Biomaterials have become a byword in recent years. Emerging technological advancement and research has led to an explosion in the availability and variety of biomaterials. Accompanying these new materials, there is a long history of biomaterials in the medical sciences, with evidence of their use as far back as 10,000 B.C.
The definition of a biomaterial is “any matter, surface, or construct that interacts with biological systems”. Biomaterials are defined primarily by their application of being integrated with the body, either for diagnostic or therapeutic applications. They can be artificially synthesized or derived from natural sources, and be made up of metallic, polymeric, ceramic, or a composite of these materials. Contrary to their name, they do not need to be biological in origin. Both biologically passive—like titanium or polyesters in heart valves—and bioactive—such as hydroxyapatite-coated bone implants—constitute biomaterials. Some combination products also make use of biomaterials — an example would be for an implantable drug-releasing material.
While the term “biomaterials” was coined in the 1960s, these materials have been used extensively in and on the body across the medical history of humankind. Traditional healers, seeking ways to assist with a patient’s wounds, have sought after objects in their surroundings. Ant mandible sutures are the oldest evidence of a biomaterial. Their use is documented up to 10,000 years ago during the Neolithic Period, both in South Africa and India. Simply enough, when two sides of a wound are held together and ants are held in place over the gap, they can bite and close parted skin back together. With a final twist to keep their jaws closed, this can effectively seal the wound in a similar way to modern sutures.
Modern technologies have taken biomaterials to the next level. Leveraging recent 3-D printing breakthroughs using biocompatible scaffolds, the latest achievements include that of a team at the Austrian Academy of Science, who were able to create a miniature human brain from embryonic and induced pluripotent stem cells. Through just under a month of growth, the brain developed into distinct regions, including a cerebral cortex and light-sensitive retinal tissue. Besides the brain, other organs are being 3-D printed to produce custom-fit, living body parts suited to individuals. Developed initially in the United States, the technique aims to replace scarred hearts, damaged jaws and even missing ears.

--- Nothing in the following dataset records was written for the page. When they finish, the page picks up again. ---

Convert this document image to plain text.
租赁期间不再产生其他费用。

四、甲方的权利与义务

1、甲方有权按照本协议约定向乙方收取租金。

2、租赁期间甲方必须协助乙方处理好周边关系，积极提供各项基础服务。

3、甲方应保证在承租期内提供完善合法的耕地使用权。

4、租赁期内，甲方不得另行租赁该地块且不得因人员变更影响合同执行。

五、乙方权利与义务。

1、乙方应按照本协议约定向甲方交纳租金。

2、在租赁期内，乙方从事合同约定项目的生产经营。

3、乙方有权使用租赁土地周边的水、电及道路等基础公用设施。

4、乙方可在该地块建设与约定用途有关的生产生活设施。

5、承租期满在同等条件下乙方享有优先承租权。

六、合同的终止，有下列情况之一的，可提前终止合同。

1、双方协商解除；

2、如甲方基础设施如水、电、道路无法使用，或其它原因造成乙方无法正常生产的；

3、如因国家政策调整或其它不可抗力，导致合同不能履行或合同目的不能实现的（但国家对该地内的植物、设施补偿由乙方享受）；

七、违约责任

Once printed into a desired shape, the scaffolds can then be seeded by stem cells created from patients’ own tissue by reverting functional cells back to a flexible “pluripotent” state, which then turn into specialized cells through mechanical and chemical prompts. The technology shows amazing possibilities if issues surrounding tissue thickness-related nutrient starvation and waste buildup can be solved. Solutions to this are being looked into, including printing tissue with micro-channels emulating the circulatory system.
While biomaterials are moving forward at an exponential rate, they are currently used across a wide swath of applications. To capture just how broad, a list of examples is provided below:
An important consideration with biomaterials is their biocompatibility— this is defined as a material’s behavior in a variety of environments under chemical and physical parameters emulating biological interfacial conditions. When integrating a material, the body can react in a number of ways, including: Immune responses, cellular/tissue interaction, biofilm formation, and biological environment changes due to exposure to the material. Biocompatibility ties directly into the material’s application as a device, especially its local effects within a specific interface—what may be biocompatible in one application may not be in another. This regards where a device is used (e.g. skin, subdermal, venous), the time period of exposure to this area, and the frequency of exposure. Seeking precedents for similar applications of proven devices is a great way to start, as well as engaging with a QA/RA team, biocompatibility testing facility, and even contacting the FDA or other regulatory bodies. The widely used ISO 10993-1:2009 provides requirements for and testing of its biocompatibility. Note that the use of this standard depends on whether local regulatory guidelines refer to it. If this standard is part of your regulatory strategy, have a read of my colleague Julian Grove’s overview of how it can be applied to your medical device.
The challenges with introducing new or existing materials exist when it’s brought into unknown circumstances—that is, its integration within the biological system of a human body. Barriers to overcome relate to two fundamental concepts:
Once fabricated into functional devices, biomaterials should do better than methods in accepted practice when it comes to efficacy and side effects. Efficacy is a material’s ability to function as intended. Within a medical context, the material should improve the situation that it is brought into and ensure that conditions improve due to its presence. This could be through the acceleration or enabling of healing that was not previously possible. Side effects, whether unpredictable or harmful, should be either minimized or eliminated from the interaction between a biological system and an introduced material. The most reliable way of harm reduction is relying on material degradation, leading to no residual traces of that material in the body, with the degradation products being either excreted or entered into natural metabolic pathways.
Looking ahead, many hurdles need to be resolved before new and novel biomaterials are used in a clinical setting on humans. Many of these hurdles are similar to those encountered during traditional medical device development. Focus should be placed on ensuring good results and no-harm through the use of biomaterials. These are exciting times, and it will be interesting to see how new treatments with biomaterials will further medicine in the coming years.